I think they cared for them, they just didn't feel it was their place to do much with them. Except for Ulmo, he loved men.


----------



## Thalion (Feb 6, 2011)

Maby dispise was the wrong word. i know that they rewarded men for there good deeds in later times (e.g raiseing of Numenor) but when they awoke no1 sought them out, no1 looked to help them and no1 tried to steer them away from the evil that Melkor emmited. This may be because they were busy with the elvs, but it just bugs me that no1 except the dark vala (morgoth) sought after them.


----------



## Alcuin (Feb 6, 2011)

I think I remember reading that the Valar eventually came to the opinion that removing the Eldar from Middle-earth to Valinor, at least as soon as they did, was not the best course of action. Whether that was Tolkien’s “last” opinion on the matter is unclear, nor do I recall in which text I saw it, nor can I remember its context: so it’s a shaky citation; but it’s one that’s been with me for many years.

The Valar were aware also that Men would be physically far weaker than Elves, and less resilient to any attempt on their part to dislodge Morgoth from his fastnesses in Middle-earth, so they let him be, lest they destroy the Second Kindred in the tumult of capturing him again. (Beleriand was destroyed and sank beneath the sea in the fifty year-long War of Wrath.) 

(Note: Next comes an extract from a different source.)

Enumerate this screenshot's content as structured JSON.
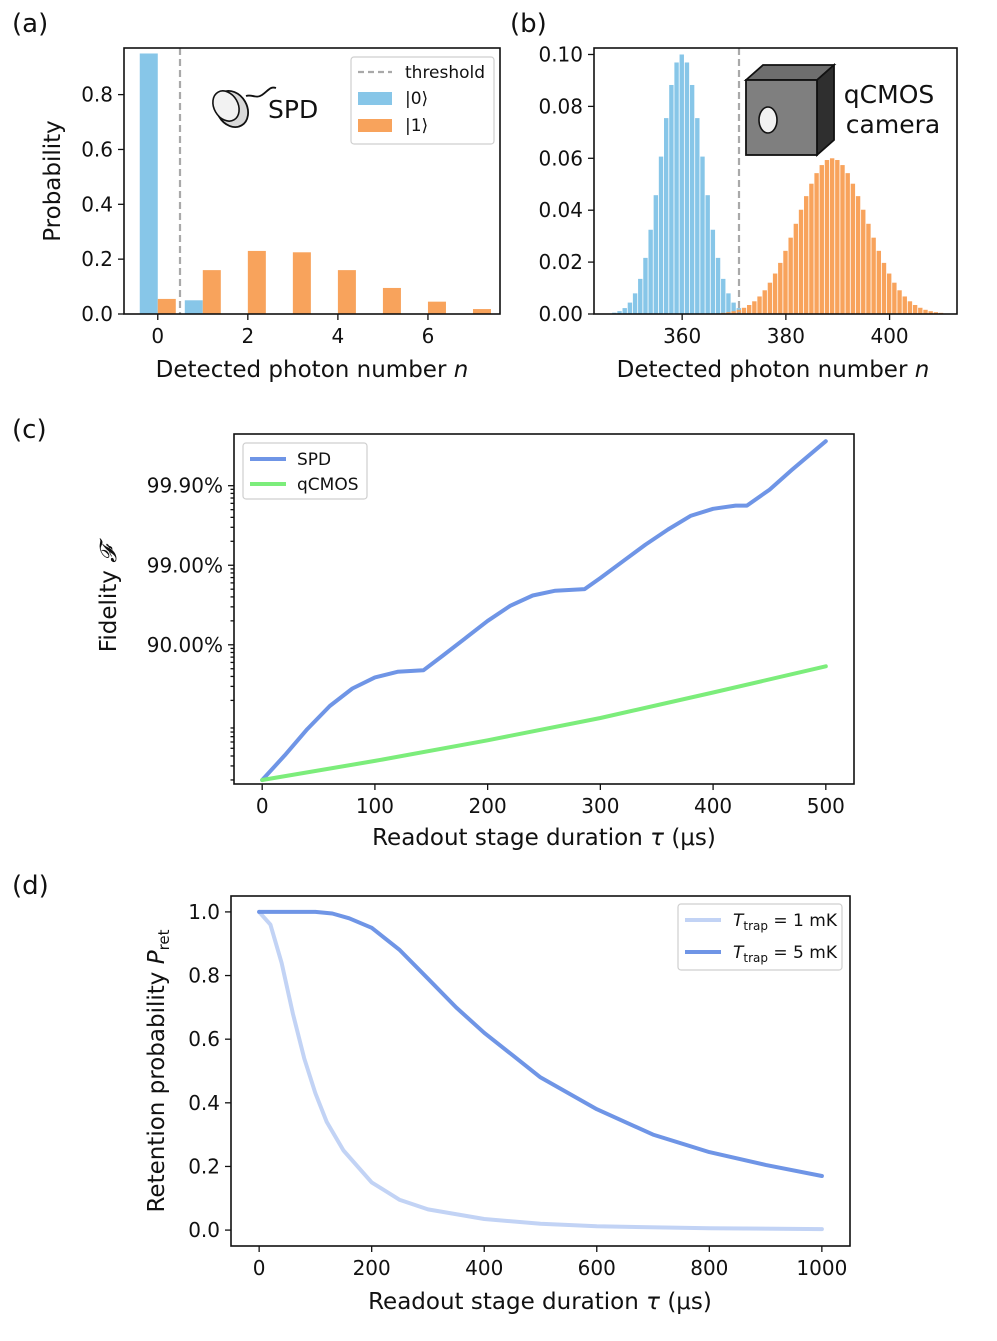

_Welcome to TTF, *Thalion*._


----------



## Maiden_of Harad (Jul 28, 2013)

Mimzy said:


> I think they cared for them, they just didn't feel it was their place to do much with them. Except for Ulmo, he loved men.



And because of that I like Ulmo the best out of all the Valar .

I knew that I couldn't have been the only one irked by how the Valar treated men, but I think that the above quote is the perfect explination for why they were 'indifferent' to men.


----------



## Sulimo (Nov 25, 2013)

I think it also deals with the fates of men compared to the fates of Elves. From creation, and the music of the Ainur, Illuvatar separated the fates of the Eldar and men. The fates of men were not revealed to the Valar. However, they knew that Illuvatar was at work with them, and he had plans for them. They intervened with the Eldar because they knew that their fates were intertwined, and ultimately all Elves will be in either Mandos or Valinor. Men's fate is completely separate, and it appears that their souls actually leave Arda, and join Illuvatar. That is part of why I think that the Valar did not intervene or interact much with man.


----------